Abstract. Terrestrial ecosystems represent a major sink for ozone (O3) and also a critical control of tropospheric O3 budget. However, due to its deleterious effects, plant functioning is affected by the ozone absorbed. It is thus necessary to both predict total ozone deposition to ecosystems and partition the fluxes in stomatal and non-stomatal pathways. The Surfatm-O3 model was developed to predict ozone deposition to agroecosystems from sowing to harvest, taking into account each deposition pathways during bare soil, growth, maturity, and senescence periods.
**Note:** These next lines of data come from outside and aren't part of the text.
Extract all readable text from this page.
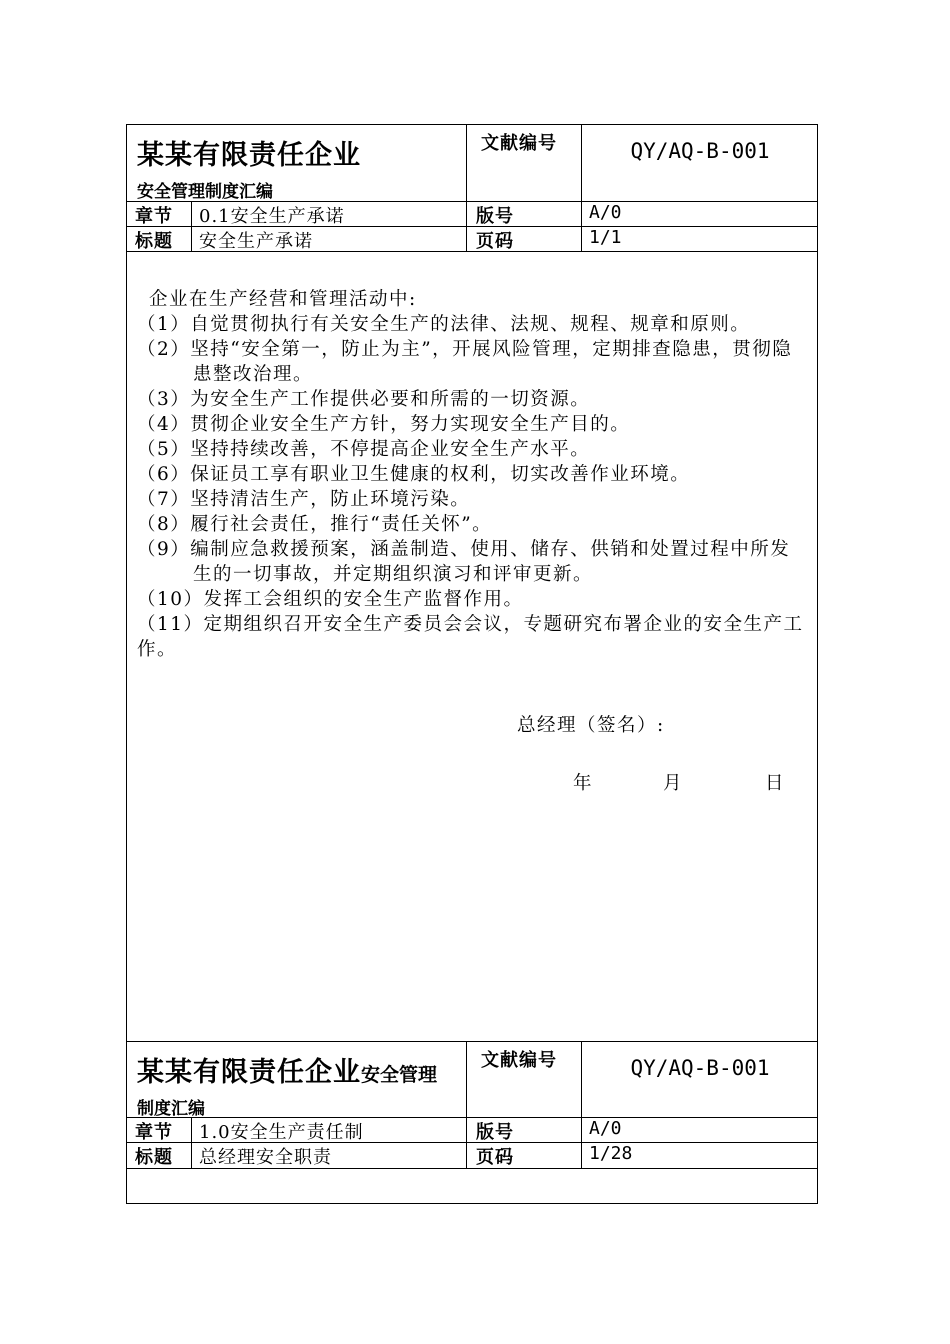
某某有限责任企业
安全管理制度汇编
文献编号	QY/AQ-B-001
章节 0.1安全生产承诺	版号	A/0
标题 安全生产承诺	页码	1/1

企业在生产经营和管理活动中:

（1）自觉贯彻执行有关安全生产的法律、法规、规程、规章和原则。

（2）坚持“安全第一，防止为主”，开展风险管理，定期排查隐患，贯彻隐患整改治理。

（3）为安全生产工作提供必要和所需的一切资源。

（4）贯彻企业安全生产方针，努力实现安全生产目的。

（5）坚持持续改善，不停提高企业安全生产水平。

（6）保证员工享有职业卫生健康的权利，切实改善作业环境。

（7）坚持清洁生产，防止环境污染。

（8）履行社会责任，推行“责任关怀”。

（9）编制应急救援预案，涵盖制造、使用、储存、供销和处置过程中所发生的一切事故，并定期组织演习和评审更新。

（10）发挥工会组织的安全生产监督作用。

（11）定期组织召开安全生产委员会会议，专题研究布署企业的安全生产工作。

总经理（签名）:
年	月	日
某某有限责任企业安全管理
制度汇编
文献编号	QY/AQ-B-001
章节 1.0安全生产责任制	版号	A/0
标题 总经理安全职责	页码	1/28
An additional sink was added during senescence: stomatal deposition for yellow leaves, not able to photosynthesise but transpiring. The model was confronted to measurements performed over three maize crops in different regions of France. Modelled and measured fluxes agreed well for one dataset for any phenological stage, with only 4% difference over the whole cropping season. A larger discrepancy was found for the two other sites, 15% and 18% over the entire study period, especially during bare soil, early growth and senescence. This was attributed to site-specific soil resistance to ozone and possible chemical reactions between ozone and volatile organic compounds emitted during late senescence. Considering both night-time and daytime conditions, non-stomatal deposition was the major ozone sink, from 100% during bare soil period to 70–80% on average during maturity. However, considering only daytime conditions, especially under optimal climatic conditions for plant functioning, stomatal flux could represent 75% of total ozone flux. This model could improve estimates of crop yield losses and projections of tropospheric ozone budget.